Hopelessly at sea as to the cause of the continual unrest in her colonies and undoubtedly sad from the loss of her American possessions, England now sent out a commissioner to investigate the trouble; and it is to the findings of this commissioner that the United Kingdom has since owed her world-wide success in governing people by letting them govern themselves. People sometimes ask why England has been so successful in governing one-fifth of the habitable globe. She does not govern one-fifth the habitable globe. She lets much of it govern itself; and it was Lord Durham, coming out as Governor-General and high commissioner at this time, who laid the foundations of England's success in colonizing. His report has been the Magna Charta and Declaration of Independence of the self-governing colonies of the British Empire.

First of all, government must be entrusted to the house representing the people. Second, the granting of moneys must be controlled by those paying the taxes. Third, the Executive must be responsible not only to the Crown but to the representatives of the people. It is here the Canadian system differs from the American. The Secretary, or Cabinet Minister, can not hold office one day under the disapproval of the House, no matter what his tenure of office.
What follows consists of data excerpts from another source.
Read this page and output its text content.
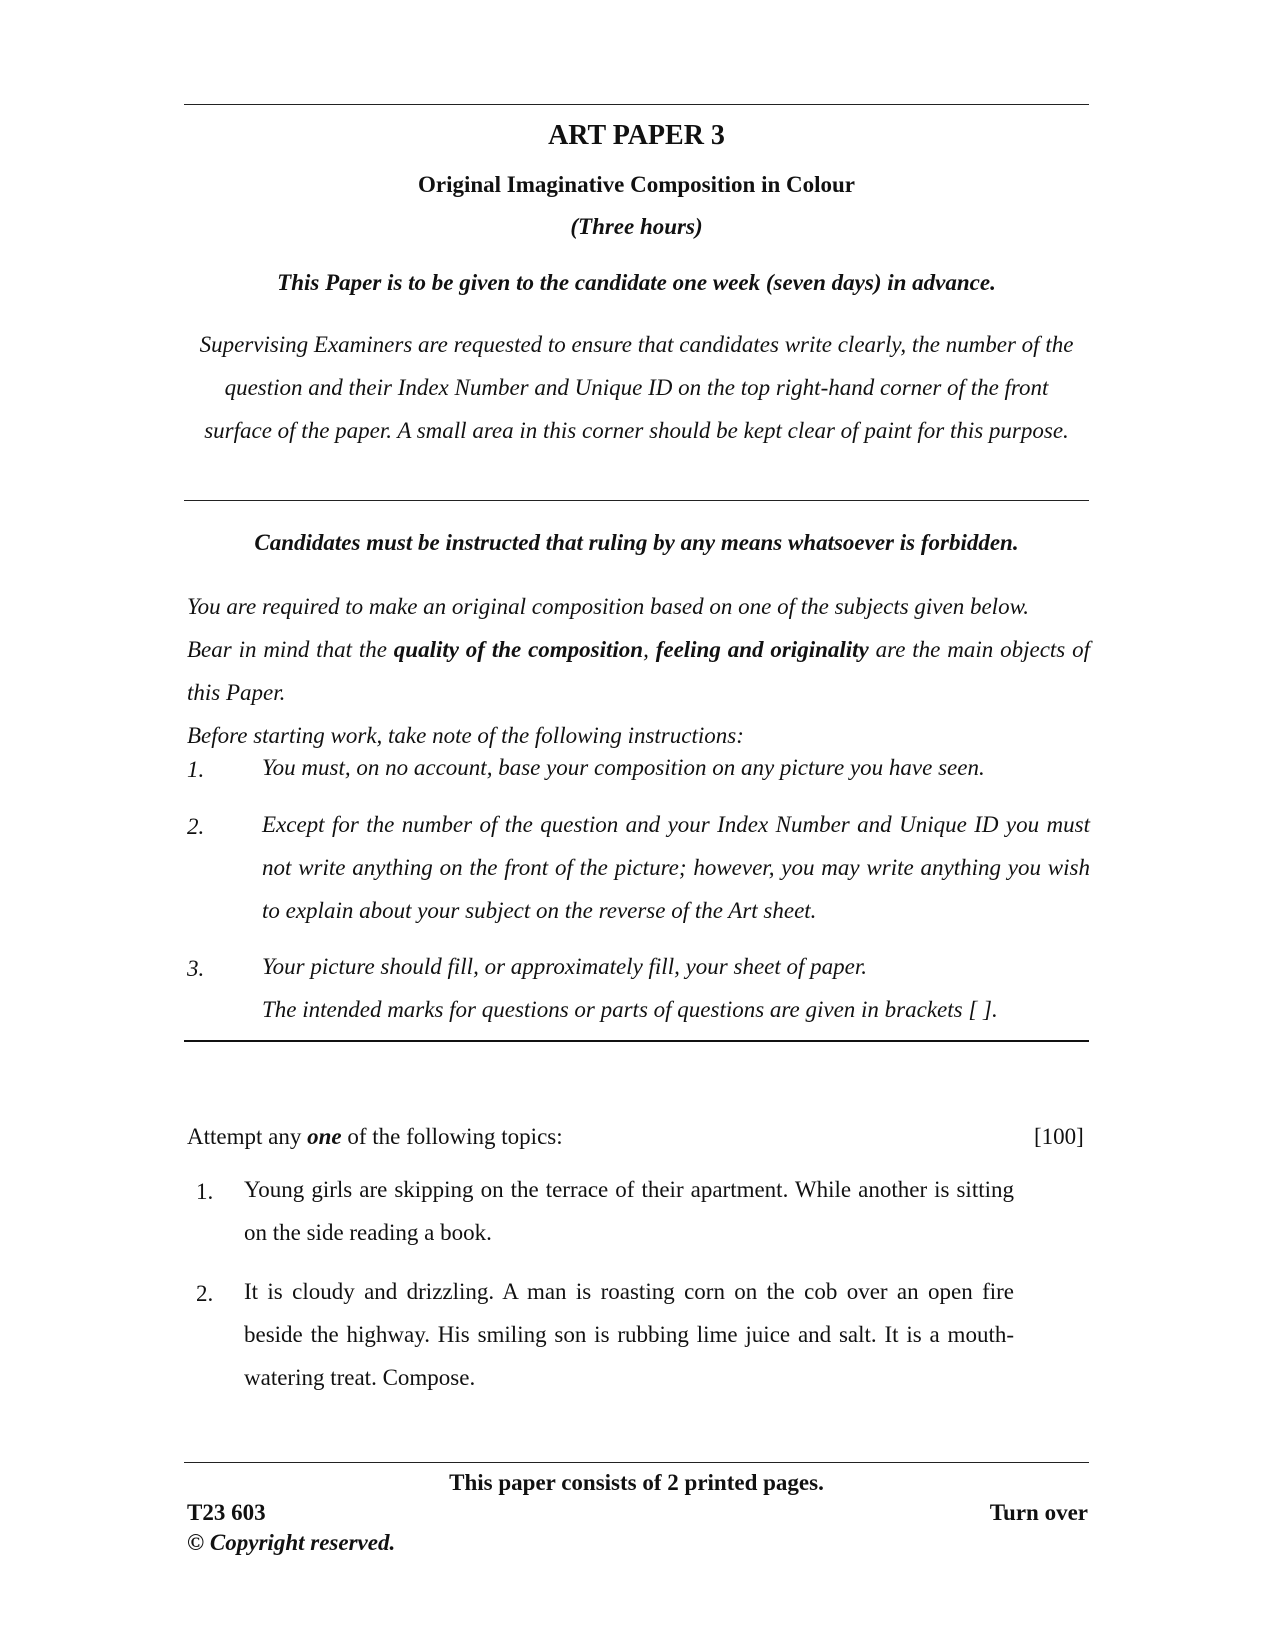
ART PAPER 3
Original Imaginative Composition in Colour
(Three hours)
This Paper is to be given to the candidate one week (seven days) in advance.
Supervising Examiners are requested to ensure that candidates write clearly, the number of the question and their Index Number and Unique ID on the top right-hand corner of the front surface of the paper. A small area in this corner should be kept clear of paint for this purpose.
Candidates must be instructed that ruling by any means whatsoever is forbidden.
You are required to make an original composition based on one of the subjects given below.
Bear in mind that the quality of the composition, feeling and originality are the main objects of this Paper.
Before starting work, take note of the following instructions:
1.	You must, on no account, base your composition on any picture you have seen.
2.	Except for the number of the question and your Index Number and Unique ID you must not write anything on the front of the picture; however, you may write anything you wish to explain about your subject on the reverse of the Art sheet.
3.	Your picture should fill, or approximately fill, your sheet of paper.
The intended marks for questions or parts of questions are given in brackets [ ].
Attempt any one of the following topics:	[100]
1. Young girls are skipping on the terrace of their apartment. While another is sitting on the side reading a book.
2. It is cloudy and drizzling. A man is roasting corn on the cob over an open fire beside the highway. His smiling son is rubbing lime juice and salt. It is a mouth-watering treat. Compose.
This paper consists of 2 printed pages.
T23 603	Turn over
© Copyright reserved.
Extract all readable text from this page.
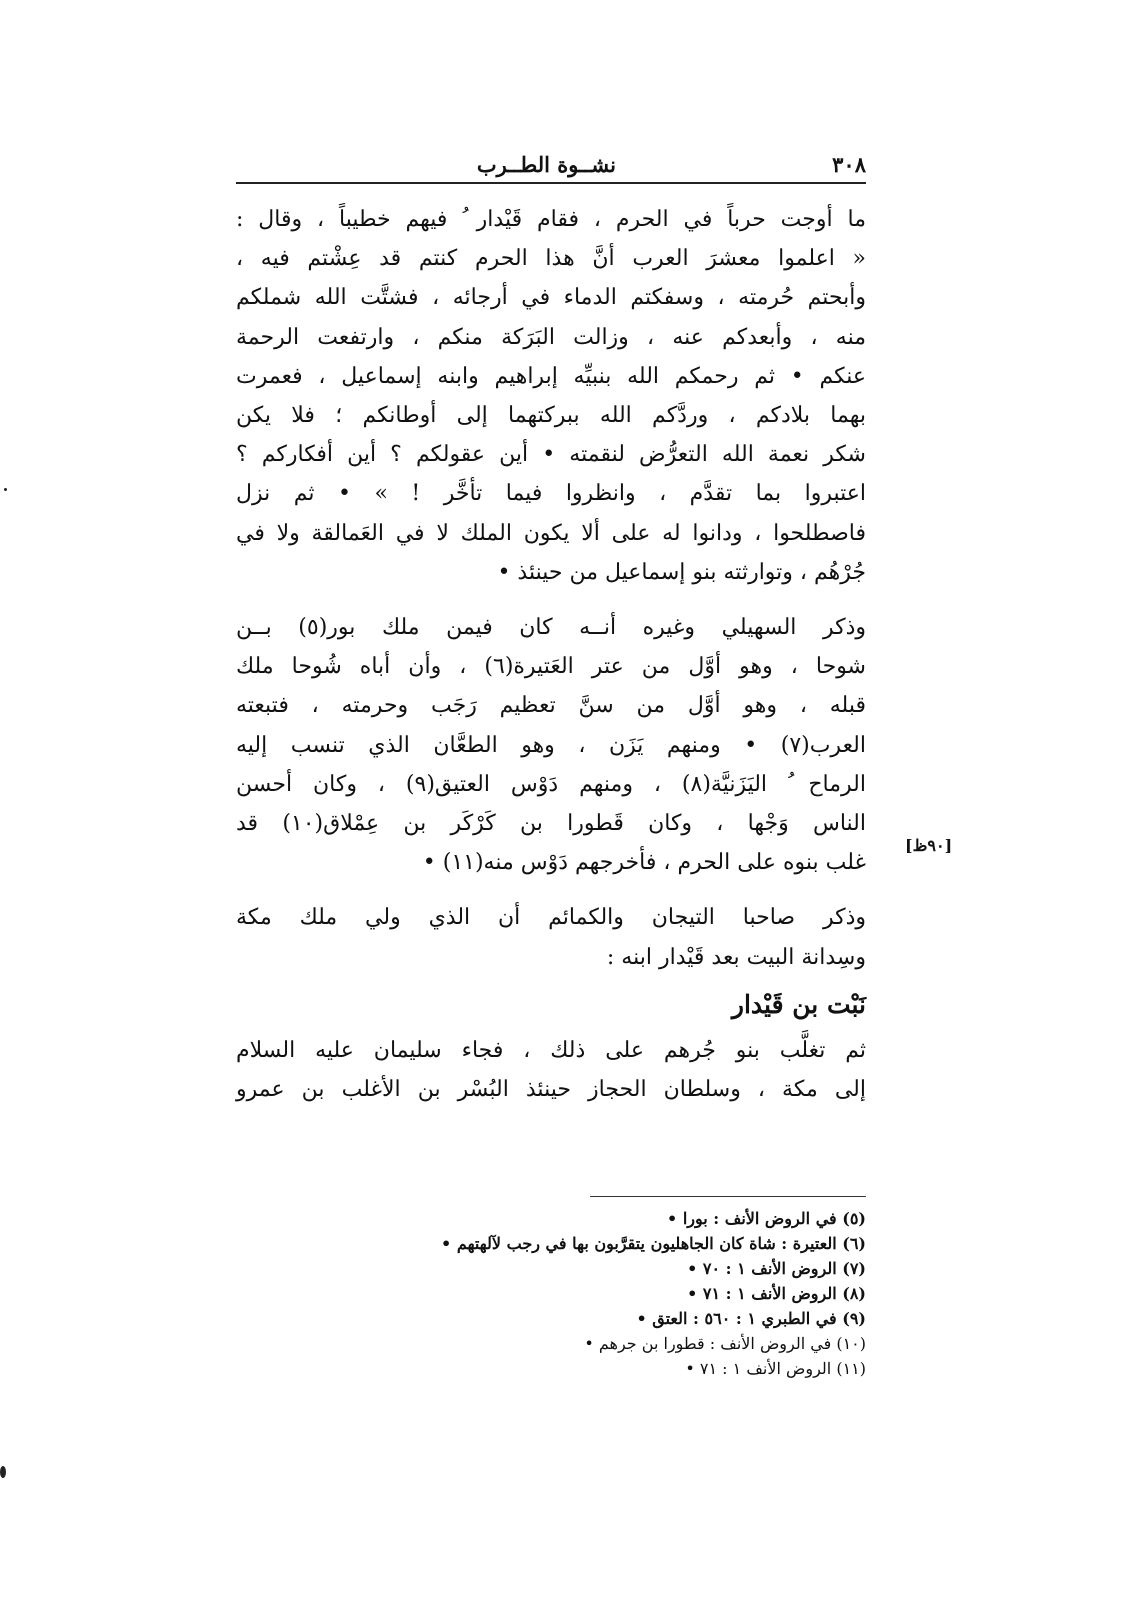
٣٠٨
نشــوة الطــرب
[٩٠ظ]

ما أوجت حرباً في الحرم ، فقام قَيْدار ُ فيهم خطيباً ، وقال :
« اعلموا معشرَ العرب أنَّ هذا الحرم كنتم قد عِشْتم فيه ،
وأبحتم حُرمته ، وسفكتم الدماء في أرجائه ، فشتَّت الله شملكم
منه ، وأبعدكم عنه ، وزالت البَرَكة منكم ، وارتفعت الرحمة
عنكم • ثم رحمكم الله بنبيِّه إبراهيم وابنه إسماعيل ، فعمرت
بهما بلادكم ، وردَّكم الله ببركتهما إلى أوطانكم ؛ فلا يكن
شكر نعمة الله التعرُّض لنقمته • أين عقولكم ؟ أين أفكاركم ؟
اعتبروا بما تقدَّم ، وانظروا فيما تأخَّر ! » • ثم نزل
فاصطلحوا ، ودانوا له على ألا يكون الملك لا في العَمالقة ولا في
جُرْهُم ، وتوارثته بنو إسماعيل من حينئذ •

وذكر السهيلي وغيره أنــه كان فيمن ملك بور(٥) بــن
شوحا ، وهو أوَّل من عتر العَتيرة(٦) ، وأن أباه شُوحا ملك
قبله ، وهو أوَّل من سنَّ تعظيم رَجَب وحرمته ، فتبعته
العرب(٧) • ومنهم يَزَن ، وهو الطعَّان الذي تنسب إليه
الرماح ُ اليَزَنيَّة(٨) ، ومنهم دَوْس العتيق(٩) ، وكان أحسن
الناس وَجْها ، وكان قَطورا بن كَرْكَر بن عِمْلاق(١٠) قد
غلب بنوه على الحرم ، فأخرجهم دَوْس منه(١١) •

وذكر صاحبا التيجان والكمائم أن الذي ولي ملك مكة
وسِدانة البيت بعد قَيْدار ابنه :

نَبْت بن قَيْدار

ثم تغلَّب بنو جُرهم على ذلك ، فجاء سليمان عليه السلام
إلى مكة ، وسلطان الحجاز حينئذ البُسْر بن الأغلب بن عمرو

(٥) في الروض الأنف : بورا •
(٦) العتيرة : شاة كان الجاهليون يتقرَّبون بها في رجب لآلهتهم •
(٧) الروض الأنف ١ : ٧٠ •
(٨) الروض الأنف ١ : ٧١ •
(٩) في الطبري ١ : ٥٦٠ : العتق •
(١٠) في الروض الأنف : قطورا بن جرهم •
(١١) الروض الأنف ١ : ٧١ •
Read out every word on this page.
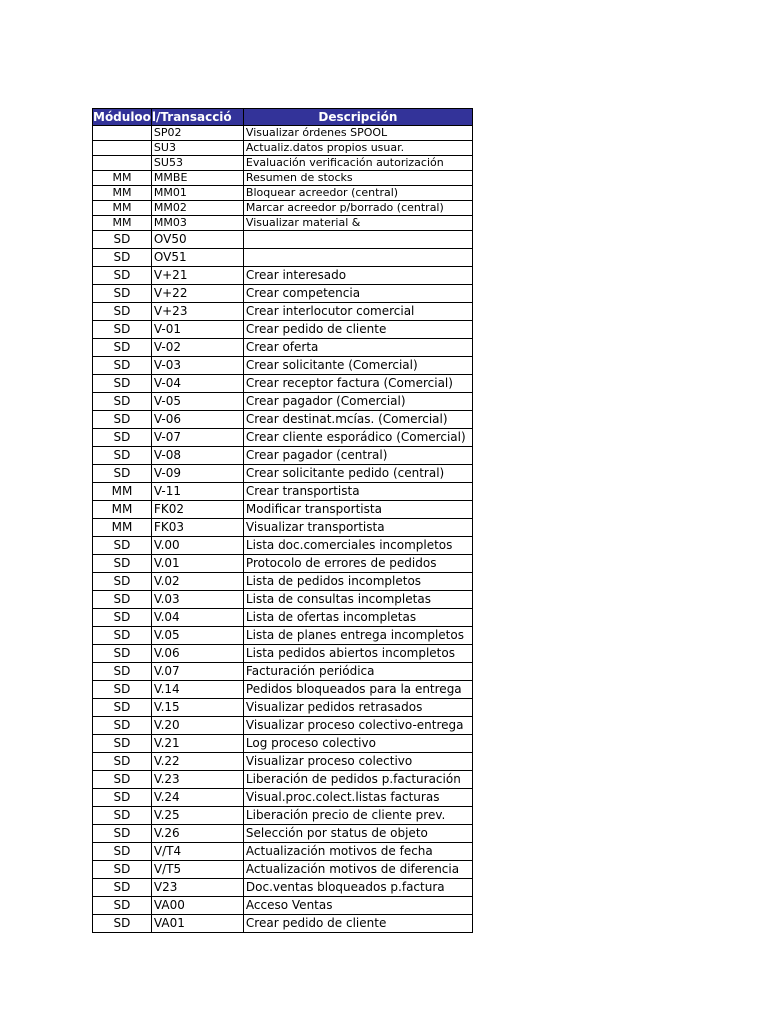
Móduloo	l/Transacció	Descripción
	SP02	Visualizar órdenes SPOOL
	SU3	Actualiz.datos propios usuar.
	SU53	Evaluación verificación autorización
MM	MMBE	Resumen de stocks
MM	MM01	Bloquear acreedor (central)
MM	MM02	Marcar acreedor p/borrado (central)
MM	MM03	Visualizar material &
SD	OV50	
SD	OV51	
SD	V+21	Crear interesado
SD	V+22	Crear competencia
SD	V+23	Crear interlocutor comercial
SD	V-01	Crear pedido de cliente
SD	V-02	Crear oferta
SD	V-03	Crear solicitante (Comercial)
SD	V-04	Crear receptor factura (Comercial)
SD	V-05	Crear pagador (Comercial)
SD	V-06	Crear destinat.mcías. (Comercial)
SD	V-07	Crear cliente esporádico (Comercial)
SD	V-08	Crear pagador (central)
SD	V-09	Crear solicitante pedido (central)
MM	V-11	Crear transportista
MM	FK02	Modificar transportista
MM	FK03	Visualizar transportista
SD	V.00	Lista doc.comerciales incompletos
SD	V.01	Protocolo de errores de pedidos
SD	V.02	Lista de pedidos incompletos
SD	V.03	Lista de consultas incompletas
SD	V.04	Lista de ofertas incompletas
SD	V.05	Lista de planes entrega incompletos
SD	V.06	Lista pedidos abiertos incompletos
SD	V.07	Facturación periódica
SD	V.14	Pedidos bloqueados para la entrega
SD	V.15	Visualizar pedidos retrasados
SD	V.20	Visualizar proceso colectivo-entrega
SD	V.21	Log proceso colectivo
SD	V.22	Visualizar proceso colectivo
SD	V.23	Liberación de pedidos p.facturación
SD	V.24	Visual.proc.colect.listas facturas
SD	V.25	Liberación precio de cliente prev.
SD	V.26	Selección por status de objeto
SD	V/T4	Actualización motivos de fecha
SD	V/T5	Actualización motivos de diferencia
SD	V23	Doc.ventas bloqueados p.factura
SD	VA00	Acceso Ventas
SD	VA01	Crear pedido de cliente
The Act of 1840 resulted from Durham's report. Upper and Lower Canada were united under one government—which was really the forerunner of confederation in '67. The House was given exclusive control of taxation and expenditure. Nothing awakened Canada so acutely to the necessity of federating all British North America as the Civil War in the United States, when the States Right party fought to secede. Red River and British Columbia had become peopled. The maritime provinces settled by French from Quebec and New England Loyalists were alien in thought from Upper and Lower Canada. The cry "54-40 or fight," the setting up of a provisional government by Oregon, the Riel Rebellion in Manitoba, the rush of California gold miners to Cariboo—all were straws in a restless wind blowing Canada's destiny hither and whither. Confederation was not a pocket theory. It was a result born of necessity, and the main principles of confederation embodied in the British North America Act had been foreshadowed in Durham's report. Durham himself suffered the fate of too many of the world's great. He had come out to Canada to settle a bitter dispute between the little oligarchy round the royal Governor and the people. He sided with neither and was abjured by both. The sentences against the patriots he had set aside or softened. The royalists he condemned but did not punish. Both sides poured charges against Durham into the office of the Colonial Secretary in England, Durham died of a broken heart, but his report laid the foundation of England's future colonial policy.

II

By the British North America Act of 1867, passed by the Imperial Parliament, Ontario, Quebec, Nova Scotia and New Brunswick came into the Union. Later Prince Edward Island, Manitoba, the Northwest Territories and British Columbia joined. Up to the present Newfoundland has stood aside. Under the British North America Act, Canada is ruled to-day.

There is first the Imperial government represented by a Governor-General.
The commandant of Canada's regular militia is also an Imperial officer.

There is second the federal government with executive, legislative and judicial powers; or a cabinet, a parliament, a supreme court.